1 Comment
Sep 14·edited Sep 14

NPR's morning edition had David Ignatius to basically argue the same point this morning - that Biden is too old to be president.

Ignatius cited polls in which %77 of people (across all parties) think Biden is too old to serve, without engaging with the reality that the Republican/right wing portion of this %77 will probably agree with any negative assessment of Biden. His suggestion is that both Biden and Harris step aside, which would mean that the Democrats would have start a primary process this very instant, literally as I'm writing this. It's the middle of September in the year before the presidential election!

I'm probably echoing some of your points, but it's incredibly frustrating how absurd this whole proposition is. If your main goal is to prevent a Trump presidency (Ignatius believes this, and essentially says as much), the most risky thing you could do is sacrifice the incumbency advantage and run through the primary process.
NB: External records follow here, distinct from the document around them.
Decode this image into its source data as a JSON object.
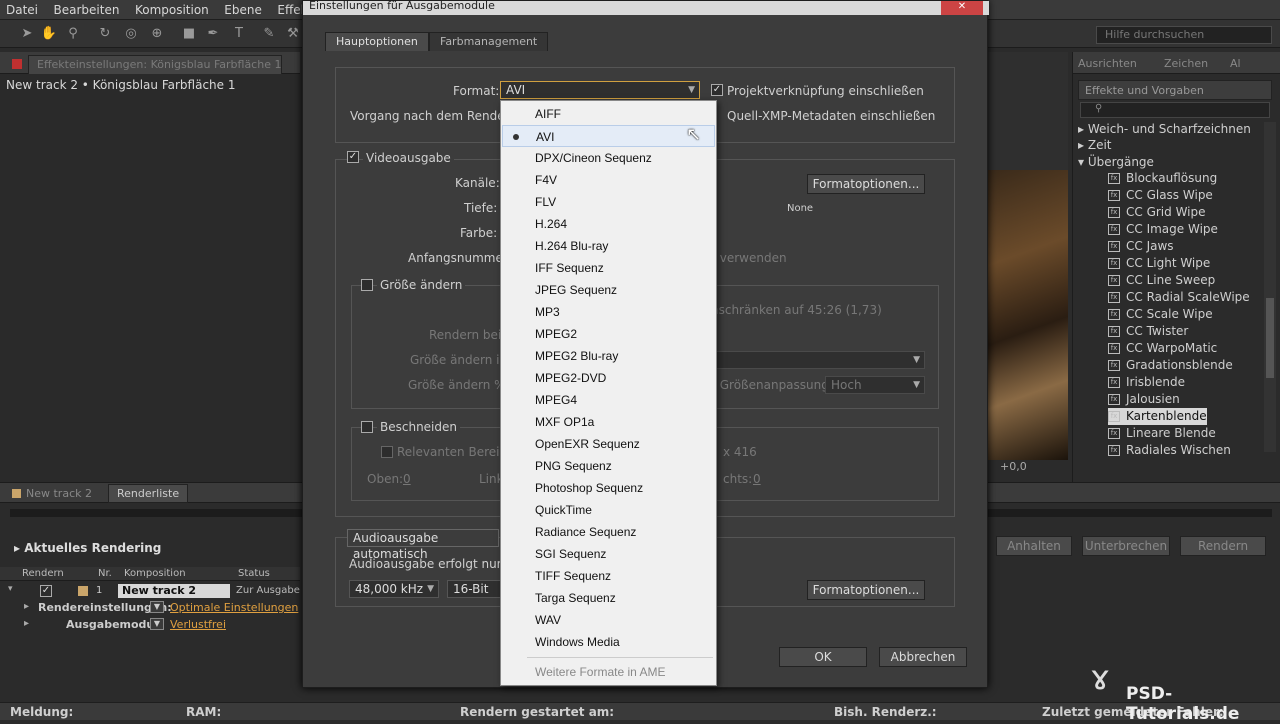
{
  "menubar": [
    "Datei",
    "Bearbeiten",
    "Komposition",
    "Ebene",
    "Effekte"
  ],
  "help_search_placeholder": "Hilfe durchsuchen",
  "left_panel": {
    "tab": "Effekteinstellungen: Königsblau Farbfläche 1",
    "breadcrumb": "New track 2 • Königsblau Farbfläche 1"
  },
  "right_panel": {
    "tabs": [
      "Ausrichten",
      "Zeichen",
      "Al"
    ],
    "effects_tab": "Effekte und Vorgaben",
    "folders": [
      "Weich- und Scharfzeichnen",
      "Zeit",
      "Übergänge"
    ],
    "items": [
      "Blockauflösung",
      "CC Glass Wipe",
      "CC Grid Wipe",
      "CC Image Wipe",
      "CC Jaws",
      "CC Light Wipe",
      "CC Line Sweep",
      "CC Radial ScaleWipe",
      "CC Scale Wipe",
      "CC Twister",
      "CC WarpoMatic",
      "Gradationsblende",
      "Irisblende",
      "Jalousien",
      "Kartenblende",
      "Lineare Blende",
      "Radiales Wischen"
    ],
    "selected": "Kartenblende",
    "comp_readout": "+0,0"
  },
  "render_queue": {
    "tabs": [
      "New track 2",
      "Renderliste"
    ],
    "section": "Aktuelles Rendering",
    "buttons": [
      "Anhalten",
      "Unterbrechen",
      "Rendern"
    ],
    "columns": [
      "Rendern",
      "Nr.",
      "Komposition",
      "Status"
    ],
    "row": {
      "nr": "1",
      "comp": "New track 2",
      "status": "Zur Ausgabe b"
    },
    "settings_label": "Rendereinstellungen:",
    "settings_value": "Optimale Einstellungen",
    "output_label": "Ausgabemodul:",
    "output_value": "Verlustfrei"
  },
  "statusbar": {
    "message": "Meldung:",
    "ram": "RAM:",
    "started": "Rendern gestartet am:",
    "elapsed": "Bish. Renderz.:",
    "last_error": "Zuletzt gemeldeter Fehler:"
  },
  "dialog": {
    "title": "Einstellungen für Ausgabemodule",
    "tabs": [
      "Hauptoptionen",
      "Farbmanagement"
    ],
    "format_label": "Format:",
    "format_value": "AVI",
    "post_render_label": "Vorgang nach dem Rendern:",
    "project_link": "Projektverknüpfung einschließen",
    "xmp_metadata": "Quell-XMP-Metadaten einschließen",
    "video_output": "Videoausgabe",
    "channels": "Kanäle:",
    "depth": "Tiefe:",
    "color": "Farbe:",
    "start_number": "Anfangsnummer:",
    "format_options": "Formatoptionen...",
    "none": "None",
    "use_suffix": "r verwenden",
    "resize": "Größe ändern",
    "render_at": "Rendern bei:",
    "resize_to": "Größe ändern in:",
    "resize_pct": "Größe ändern %:",
    "lock_ratio": "nschränken auf 45:26 (1,73)",
    "resize_quality": "r Größenanpassung:",
    "quality_value": "Hoch",
    "crop": "Beschneiden",
    "roi": "Relevanten Bereich v",
    "crop_size": "x 416",
    "top": "Oben:",
    "top_val": "0",
    "left": "Link",
    "right": "chts:",
    "right_val": "0",
    "audio_auto": "Audioausgabe automatisch",
    "audio_note": "Audioausgabe erfolgt nur, we",
    "sample_rate": "48,000 kHz",
    "bit_depth": "16-Bit",
    "audio_format_options": "Formatoptionen...",
    "ok": "OK",
    "cancel": "Abbrechen"
  },
  "dropdown": {
    "items": [
      "AIFF",
      "AVI",
      "DPX/Cineon Sequenz",
      "F4V",
      "FLV",
      "H.264",
      "H.264 Blu-ray",
      "IFF Sequenz",
      "JPEG Sequenz",
      "MP3",
      "MPEG2",
      "MPEG2 Blu-ray",
      "MPEG2-DVD",
      "MPEG4",
      "MXF OP1a",
      "OpenEXR Sequenz",
      "PNG Sequenz",
      "Photoshop Sequenz",
      "QuickTime",
      "Radiance Sequenz",
      "SGI Sequenz",
      "TIFF Sequenz",
      "Targa Sequenz",
      "WAV",
      "Windows Media"
    ],
    "selected": "AVI",
    "more": "Weitere Formate in AME"
  },
  "watermark": "PSD-Tutorials.de"
}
Most of the party leaders, Democrat and Republican, are very old. Trump is very old. Biden was very old when the party coalesced around him as the candidate in 2020. At this very moment, we see Diane Feinstein and Mitch McConnell - two politicians holding important positions in their respective parties - visibly struggling to perform their duties as a direct result of their age. A narrative that focuses its gaze on Biden, specifically, and suggests the Democrats flip over the chess board for 2024 by demanding he step down is disingenuous and dumb. I'm continually stunned by how bad national political reporting and analysis is.

To end on an up note, stuff like this is why I'm a subscriber.